If you could choose up to three items for your Christmas stocking, what would they be? That was the question LDV posed to a group of Lib Dem bloggers. All this week we’re revealing what they told us, with all their choices added to the Amazon carousel widget featured on our home-page, referral fees from which will help support Lib Dem Voice: so get clicking and ordering. You can read Part I here. In part two, four more bloggers – Jonathan Calder, James Graham, Alix Mortimer and Paul Walter – give us the low-down on their Xmas faves.
Jonathan Calder
1) Real England: The Battle Against the Bland by Paul Kingsnorth
Kingsnorth offers a double rarity: a modern environmental book that loves the natural world and a left-wing book that loves England.
2) Eric Clapton and Steve Winwood: Live from Madison Square Garden
Winwood can even make Eric Clapton sound exciting again. The two Hendrix songs are the best thing since, well, Hendrix.
3) The Last Resort
Hope can flourish even in a desolate seaside resort. Polish-born Pawel Pavilowski studies Britain at its seediest.
James Graham
1) The Spirit Level: Why More Equal Societies Almost Always Do Better by Richard Wilkinson.
2) Power Grid – not just a board game but a lesson in economics of energy!
3) Race for the Galaxy Rio Grande Games
My cheeky fourth option would be:
4) The Atheist’s Guide to Christmas by Ariane Sherine (Editor).
Alix Mortimer
1) Shaping the Nation: England 1360-1461 (New Oxford History of England) by Gerald L Harriss
Gerald Harriss is pretty much the living authority on the period and the Oxford History series is a chance for authorities to offer a classic restatement of Absolutely Everything, so I’m expecting a feast. Read it for a glimpse of the roots of nationhood, the birth of the professional classes, the increasing economic choice available to the people (clue: the plague helped), the shaping of the modern justice system, the first appeals to the ideas of “common weal” and “good governance”, and generally for an understanding of just how useless your school history classes were.
2) Wild Swimming Coast: Explore the Secret Coves and Wild Beaches of Britain by Daniel Start
If you’re a latecomer to swimming like me, the idea of swimming the sea is utterly thrilling. You mean I can go into the big blue wobbly thing whenever I like ? And swimming in bits that don’t often get swum in, well, I’m already shivering behind a rock in anticipation. The idea behind this book almost seems like a physical expression of everything that is liberal.

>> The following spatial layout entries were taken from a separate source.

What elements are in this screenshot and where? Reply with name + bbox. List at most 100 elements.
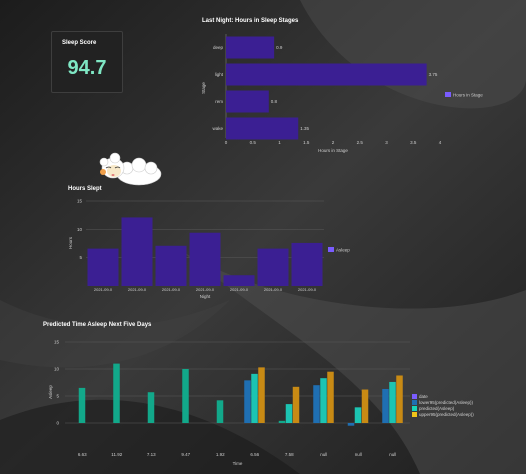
hours-bar <box>121 217 153 286</box>
predicted-bar <box>78 387 86 423</box>
hours-x-tick: 2021-09-0 <box>162 287 181 292</box>
predicted-bar <box>244 380 251 423</box>
stages-x-tick: 3 <box>385 140 388 145</box>
hours-chart: 15 10 5 2021-09-0 2021-09-0 2021-09-0 2021-09-… <box>68 199 350 300</box>
predicted-x-tick: 7.58 <box>285 452 294 457</box>
predicted-bar <box>147 392 155 423</box>
stages-bar <box>226 36 275 59</box>
sleeping-sheep-illustration <box>99 152 162 186</box>
predicted-bar <box>216 400 224 423</box>
stages-category-label: light <box>215 72 224 77</box>
predicted-bar <box>258 367 265 423</box>
stages-bar <box>226 117 299 140</box>
stages-bar <box>226 63 427 86</box>
hours-y-tick: 5 <box>79 255 82 260</box>
predicted-y-label: Asleep <box>48 385 53 399</box>
hours-x-tick: 2021-09-0 <box>230 287 249 292</box>
stages-category-label: wake <box>212 126 223 131</box>
predicted-bar <box>292 386 300 423</box>
predicted-y-tick: 15 <box>54 340 60 345</box>
hours-bar <box>291 242 323 286</box>
hours-x-tick: 2021-09-0 <box>264 287 283 292</box>
predicted-x-label: Time <box>233 461 243 466</box>
stages-x-tick: 0 <box>225 140 228 145</box>
hours-bar <box>257 248 289 286</box>
hours-bar <box>223 275 255 286</box>
predicted-x-tick: 11.92 <box>111 452 122 457</box>
stages-x-tick: 2 <box>332 140 335 145</box>
predicted-bar <box>327 371 334 423</box>
stages-x-tick: 3.5 <box>410 140 417 145</box>
predicted-legend-swatch <box>412 400 417 405</box>
sleep-score-title: Sleep Score <box>62 40 97 46</box>
stages-value-label: 3.75 <box>429 72 438 77</box>
hours-x-tick: 2021-09-0 <box>196 287 215 292</box>
hours-legend-label: Asleep <box>336 248 350 253</box>
stages-legend-label: Hours in Stage <box>453 93 483 98</box>
stages-x-tick: 2.5 <box>357 140 364 145</box>
predicted-x-tick: 7.13 <box>147 452 156 457</box>
stages-value-label: 1.35 <box>300 126 309 131</box>
predicted-x-tick: null <box>389 452 396 457</box>
stages-value-label: 0.9 <box>276 45 283 50</box>
predicted-bar <box>320 378 327 423</box>
sleep-score-card: Sleep Score 94.7 <box>51 31 123 93</box>
predicted-chart: 15 10 5 0 6.63 11.92 7.13 9.47 1.92 6.56 7.58 null n… <box>48 340 474 467</box>
stages-value-label: 0.8 <box>271 99 278 104</box>
hours-x-tick: 2021-09-0 <box>94 287 113 292</box>
hours-chart-title: Hours Slept <box>68 186 102 192</box>
predicted-bar <box>251 373 258 423</box>
hours-y-tick: 10 <box>77 227 83 232</box>
predicted-bar <box>113 363 120 423</box>
hours-bar <box>155 245 187 286</box>
hours-x-tick: 2021-09-0 <box>128 287 147 292</box>
stages-x-tick: 1.5 <box>303 140 310 145</box>
stages-x-tick: 1 <box>278 140 281 145</box>
predicted-y-tick: 10 <box>54 367 60 372</box>
predicted-y-tick: 5 <box>56 394 59 399</box>
predicted-legend-swatch <box>412 394 417 399</box>
hours-y-label: Hours <box>68 236 73 249</box>
hours-bar <box>189 232 221 286</box>
predicted-x-tick: 9.47 <box>181 452 190 457</box>
hours-x-tick: 2021-09-0 <box>298 287 317 292</box>
stages-category-label: deep <box>213 45 224 50</box>
predicted-legend-swatch <box>412 406 417 411</box>
hours-bar <box>87 248 119 286</box>
predicted-legend-swatch <box>412 412 417 417</box>
predicted-bar <box>396 375 403 423</box>
stages-legend-swatch <box>445 92 451 97</box>
stages-bar <box>226 90 269 113</box>
predicted-bar <box>382 388 389 423</box>
predicted-bar <box>285 404 293 423</box>
predicted-legend-label: predicted(Asleep) <box>419 406 455 411</box>
stages-y-label: Stage <box>201 82 206 94</box>
predicted-bar <box>389 381 396 423</box>
predicted-x-tick: null <box>355 452 362 457</box>
stages-chart: 0 0.5 1 1.5 2 2.5 3 3.5 4 deep 0.9 light 3.75 rem 0.8 w… <box>201 34 483 153</box>
stages-category-label: rem <box>215 99 223 104</box>
predicted-bar <box>361 389 369 423</box>
predicted-x-tick: 1.92 <box>216 452 225 457</box>
predicted-bar <box>313 385 320 423</box>
stages-x-tick: 0.5 <box>250 140 257 145</box>
hours-legend-swatch <box>328 247 334 252</box>
stages-x-tick: 4 <box>439 140 442 145</box>
predicted-x-tick: null <box>320 452 327 457</box>
predicted-legend-label: lower95(predicted(Asleep)) <box>419 400 474 405</box>
stages-chart-title: Last Night: Hours in Sleep Stages <box>202 18 299 24</box>
predicted-bar <box>278 420 286 423</box>
predicted-y-tick: 0 <box>56 421 59 426</box>
predicted-bar <box>354 407 362 423</box>
predicted-legend-label: date <box>419 394 428 399</box>
hours-y-tick: 15 <box>77 199 83 204</box>
predicted-bar <box>182 369 189 423</box>
hours-x-label: Night <box>200 294 211 299</box>
sleep-score-value: 94.7 <box>67 57 107 79</box>
predicted-chart-title: Predicted Time Asleep Next Five Days <box>43 322 152 328</box>
predicted-legend-label: upper95(predicted(Asleep)) <box>419 412 474 417</box>
predicted-x-tick: 6.63 <box>78 452 87 457</box>
predicted-bar <box>347 423 355 426</box>
predicted-x-tick: 6.56 <box>250 452 259 457</box>
stages-x-label: Hours in Stage <box>318 148 348 153</box>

3) Shadow Pasts: “Amateur Historians” and History’s Mysteries by William D Rubinstein
An academic historian gets down and dirty with the “amateurs”, with chapters on cause celebres like the Princes in the Tower, JFK’s assassination and the identity of Shakespeare. I came across this while writing a recent blog post about crank history, and I’ll be interested to see whether it answers my questions – why do people get obsessed with particular bits of history and what does the divide between “professional” and “amateur” history really boil down to?
Paul Walter
1) True Compass by Edward Kennedy.
One of my top three heroes, up there with Ashdown and Churchill! As he was writing it as he was dying of cancer I expect it to be an honest book, but I admired the man so much I’ll read whatever it is like.
2) Coming Back to Me by Marcus Trescothick.
There has been a serious taboo about depression in society. This has led to people completely misunderstanding it and failing to recognise it as an illness which can affect anyone. Marcus Trescothick is to be much admired in frankly explaining his illness in public, and the reviews say this is a brilliant book.
3) Sorry, but if I wanted all politicky things for Christmas I’d expect to be quietly put down. I am yearning after a wine breather. Being a person of impulse, when I fancy a tipple of red wine I usually want it NOW. It is so annoying to either have to let it breathe for 30 minutes or drink it while it is still a bit cheeky. So this device bubles through air for a minute or two and you’ve got it perfectly ready. Magic!